Saturday 17 March 2012

the first spring flowers


The first celandines I've seen this year, pictured at Playford in Suffolk at the beginning of March. Its local names include golden guineas, golden stars, and starflower. Wordsworth knew it as a barometer:



There is a flower, the lesser celandine
That shrinks, like  many more, from cold and rain,
And, the first moment that the sun doth shine,
Bright as the sun himself, tis out again.
And a single daisy,  one of John Clare's favourite flowers:


The daisy is a happy flower,
And comes at early spring,
And brings with it the sunny hour
When bees are on the wing….



He loved the violet, too, calling it a 'lone dweller in the pathless shade', coming into flower when 'watery skies are full/ Of streaming dappled clouds so pale.'


The 6th century poet Fortunatus, when he sent violets to St Rhadegund, wrote ‘Of all the fragrant herbs, none I send can compare with the nobleness of the purple violets; they shine in royal purple, and perfume and beauty unite in their petals.

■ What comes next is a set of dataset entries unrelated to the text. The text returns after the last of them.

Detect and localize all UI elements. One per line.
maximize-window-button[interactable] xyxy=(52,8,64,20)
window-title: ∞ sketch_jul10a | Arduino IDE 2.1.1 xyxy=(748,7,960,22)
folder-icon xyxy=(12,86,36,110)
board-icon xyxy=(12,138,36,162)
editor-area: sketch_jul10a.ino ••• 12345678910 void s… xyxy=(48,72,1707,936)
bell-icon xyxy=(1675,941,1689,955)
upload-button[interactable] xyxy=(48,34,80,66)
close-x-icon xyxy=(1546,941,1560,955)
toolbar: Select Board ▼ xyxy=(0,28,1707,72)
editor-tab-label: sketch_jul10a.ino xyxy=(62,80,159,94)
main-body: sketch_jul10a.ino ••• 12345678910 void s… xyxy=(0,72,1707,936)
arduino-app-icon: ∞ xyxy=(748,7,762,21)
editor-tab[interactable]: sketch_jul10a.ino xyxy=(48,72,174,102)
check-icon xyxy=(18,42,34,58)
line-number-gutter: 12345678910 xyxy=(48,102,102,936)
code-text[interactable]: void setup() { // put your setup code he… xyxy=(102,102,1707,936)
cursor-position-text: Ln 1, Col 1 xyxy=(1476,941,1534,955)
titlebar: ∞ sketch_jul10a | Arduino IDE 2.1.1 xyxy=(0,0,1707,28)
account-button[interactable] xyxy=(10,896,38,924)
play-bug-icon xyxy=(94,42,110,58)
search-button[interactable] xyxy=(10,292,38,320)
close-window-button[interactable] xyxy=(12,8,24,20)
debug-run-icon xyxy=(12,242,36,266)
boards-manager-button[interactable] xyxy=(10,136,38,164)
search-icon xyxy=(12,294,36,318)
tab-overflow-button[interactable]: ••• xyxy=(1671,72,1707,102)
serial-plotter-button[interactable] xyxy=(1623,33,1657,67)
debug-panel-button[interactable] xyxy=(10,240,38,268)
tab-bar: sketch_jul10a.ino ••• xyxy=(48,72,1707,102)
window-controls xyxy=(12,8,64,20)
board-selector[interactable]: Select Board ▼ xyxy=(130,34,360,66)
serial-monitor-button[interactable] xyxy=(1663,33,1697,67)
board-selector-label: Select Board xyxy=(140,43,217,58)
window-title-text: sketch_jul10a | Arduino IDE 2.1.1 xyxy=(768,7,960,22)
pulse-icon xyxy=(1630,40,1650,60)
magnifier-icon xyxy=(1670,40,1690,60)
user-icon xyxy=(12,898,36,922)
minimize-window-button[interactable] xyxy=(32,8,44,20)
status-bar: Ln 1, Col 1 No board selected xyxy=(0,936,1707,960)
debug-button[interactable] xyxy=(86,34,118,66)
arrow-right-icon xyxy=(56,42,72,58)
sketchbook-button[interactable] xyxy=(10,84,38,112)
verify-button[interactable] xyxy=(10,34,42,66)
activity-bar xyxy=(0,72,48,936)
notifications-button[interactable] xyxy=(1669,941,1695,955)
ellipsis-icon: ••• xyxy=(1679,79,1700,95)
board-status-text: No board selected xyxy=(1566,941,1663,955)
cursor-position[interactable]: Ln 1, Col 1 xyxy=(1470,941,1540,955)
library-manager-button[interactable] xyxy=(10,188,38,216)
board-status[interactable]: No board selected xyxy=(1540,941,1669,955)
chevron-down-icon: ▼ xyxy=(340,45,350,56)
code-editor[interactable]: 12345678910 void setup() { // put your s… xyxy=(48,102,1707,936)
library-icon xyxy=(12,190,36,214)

May you show forth in your life the peace they represent.’


Suppose a river or a drop of water, an apple or a sand, an ear of corn, or an herb: God knoweth infinite excellencies in it more than we. He seeth how it relateth to angels and men….
Thomas Traherne

a reservoir


Here is where I escape to sit, and find solitude, stillness, and often silence. A pair of herons circle low, a moorhen squawks from the reeds. Pike patrol these waters, and a family of reed warblers return each April to nest in the phragmites. In summer, the pond is carpeted with waterlilies, and the surrounding bank is tunnelled by badgers.


I came here on a clear day of warm sunshine in mid-March when the trees were full of chaffinches chortling, great tits calling and a wren singing. A pheasant croaked from the fields beyond. The weeping willow was cloaked in a film of gold, a young ash tree stark against the evening sky.



Not in the midst of life's tumult nor in the world of pleasure's round does God show himself, but in the inspiration of nature: grace, light as a breath of fresh air in a still small voice.